- Docs
- Bureau — Red Team (offensive)
- Mole
Bureau — Red Team (offensive)
Mole
A way to prove an AI model was trained on a specific document by sealing a unique passage in advance, then catching the model reproducing it later.
Posture: 🔴 Red Team (offensive) · Status: alpha
What it does
If you suspect an AI vendor trained their model on copyrighted material, the difficult part is not catching the model reproducing the text – it is proving you did not author the text after the model was trained. Mole addresses this by requiring the operator to commit to a passage before any probe runs. The operator authors a distinctive document (a "canary"), hashes it, signs the hash, and notarizes the seal to Sigstore Rekor. The result is a public, timestamped record that the text existed at a specific time under a specific signing key.

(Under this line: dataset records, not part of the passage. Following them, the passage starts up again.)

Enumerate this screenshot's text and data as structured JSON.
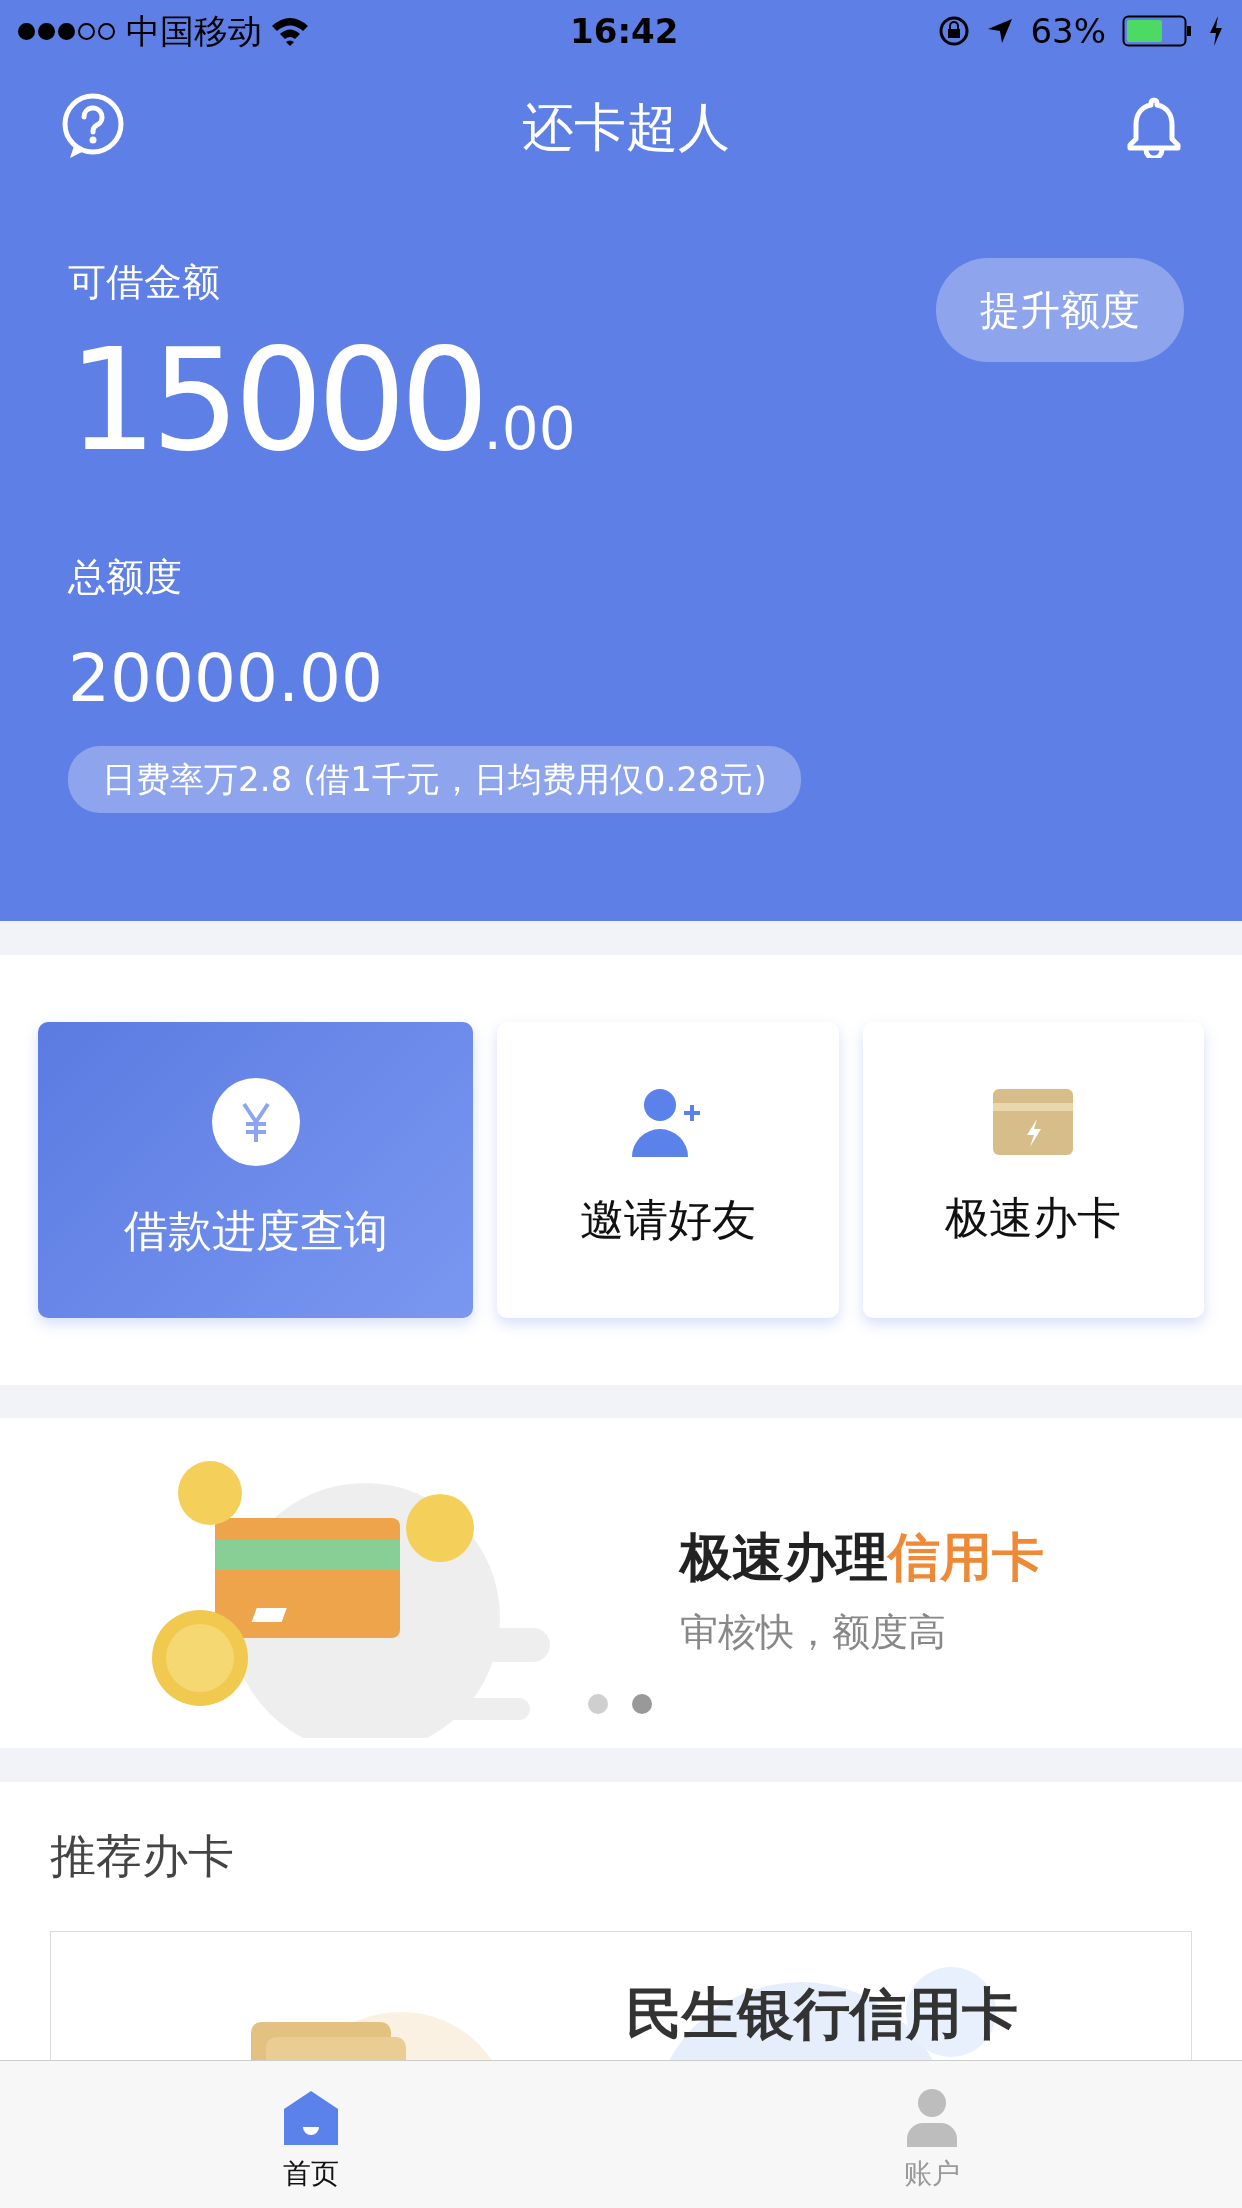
{
  "status_bar": {
    "signal_dots": [
      {
        "filled": true
      },
      {
        "filled": true
      },
      {
        "filled": true
      },
      {
        "filled": false
      },
      {
        "filled": false
      }
    ],
    "carrier": "中国移动",
    "time": "16:42",
    "battery": "63%"
  },
  "header": {
    "title": "还卡超人"
  },
  "balance": {
    "label": "可借金额",
    "amount": "15000",
    "amount_decimal": ".00",
    "raise_button": "提升额度",
    "total_label": "总额度",
    "total": "20000.00",
    "rate_note": "日费率万2.8 (借1千元，日均费用仅0.28元)"
  },
  "shortcuts": [
    {
      "label": "借款进度查询",
      "kind": "yuan",
      "selected": true
    },
    {
      "label": "邀请好友",
      "kind": "invite",
      "selected": false
    },
    {
      "label": "极速办卡",
      "kind": "card",
      "selected": false
    }
  ],
  "banner": {
    "title": "极速办理",
    "title_accent": "信用卡",
    "subtitle": "审核快，额度高",
    "dots": [
      {
        "selected": false
      },
      {
        "selected": true
      }
    ]
  },
  "recommend": {
    "title": "推荐办卡",
    "card_title": "民生银行信用卡"
  },
  "tabs": [
    {
      "label": "首页",
      "kind": "home",
      "selected": true
    },
    {
      "label": "账户",
      "kind": "account",
      "selected": false
    }
  ]
}
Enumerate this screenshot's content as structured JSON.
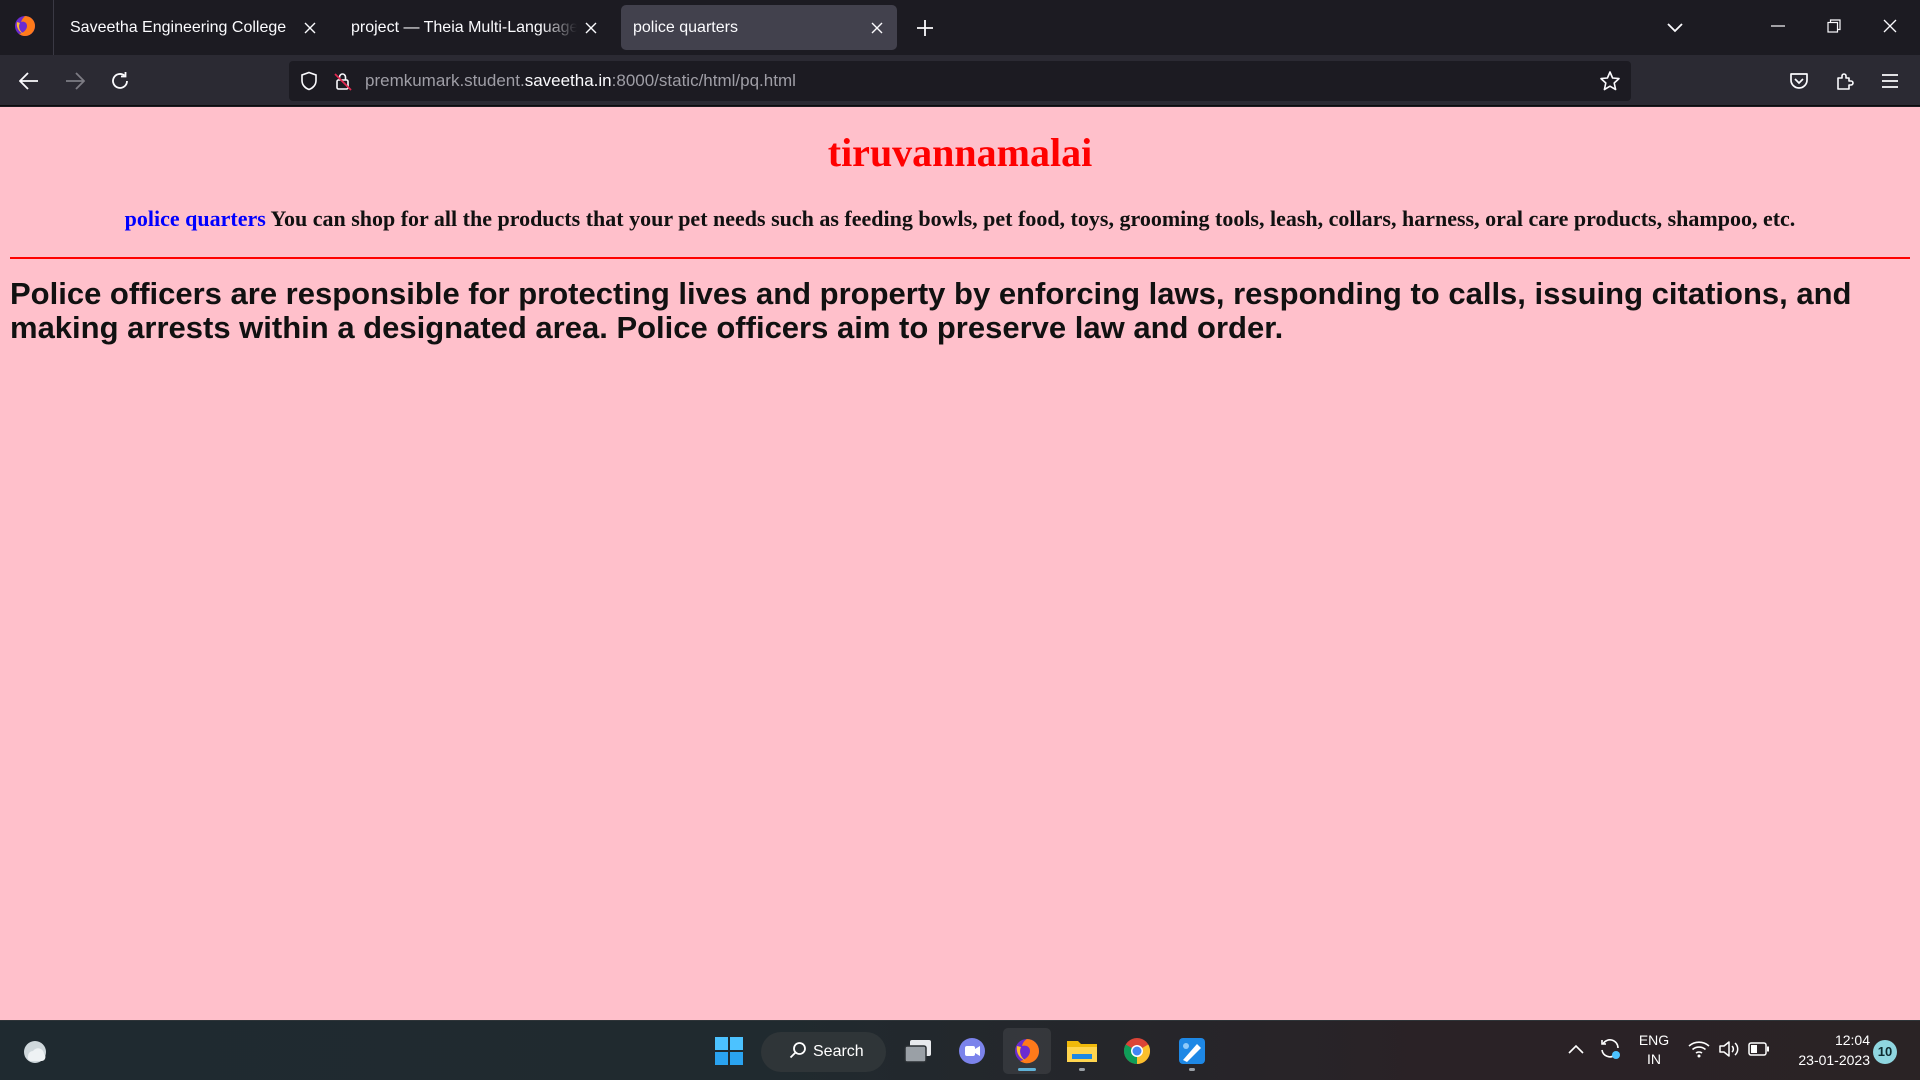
{
  "browser": {
    "tabs": [
      {
        "label": "Saveetha Engineering College"
      },
      {
        "label": "project — Theia Multi-Language Ex"
      },
      {
        "label": "police quarters"
      }
    ],
    "url": {
      "prefix": "premkumark.student.",
      "host": "saveetha.in",
      "suffix": ":8000/static/html/pq.html"
    }
  },
  "page": {
    "title": "tiruvannamalai",
    "link_text": "police quarters",
    "subline": " You can shop for all the products that your pet needs such as feeding bowls, pet food, toys, grooming tools, leash, collars, harness, oral care products, shampoo, etc.",
    "body": "Police officers are responsible for protecting lives and property by enforcing laws, responding to calls, issuing citations, and making arrests within a designated area. Police officers aim to preserve law and order.",
    "colors": {
      "background": "#ffc0cb",
      "title": "#ff0000",
      "link": "#0000ff",
      "rule": "#ff0000"
    }
  },
  "taskbar": {
    "search_label": "Search",
    "lang_line1": "ENG",
    "lang_line2": "IN",
    "time": "12:04",
    "date": "23-01-2023",
    "notification_count": "10"
  }
}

Later, the operator queries the target model with prompts and checks whether the response reproduces the canary. Mole scores the reproduction deterministically using n-gram overlap, edit distance, and verbatim phrase count. If the score crosses the threshold, the verdict is signed and notarized. The output is a citation bundle suitable for journalism or legal review: canary hash, sealed-at timestamp, Rekor uuid, verdict score, and a reproducible prompt.
The composition produces a Rekor-anchored chain of observations linking the canary's sealed-at time to the model's later reproduction.
Who would use it
- A novelist whose unpublished manuscript leaked to the internet, suspecting a vendor scraped it before the rights deal – Mole produces the receipt.
- A research nonprofit running a controlled study of memorization rates across foundation models for an academic paper.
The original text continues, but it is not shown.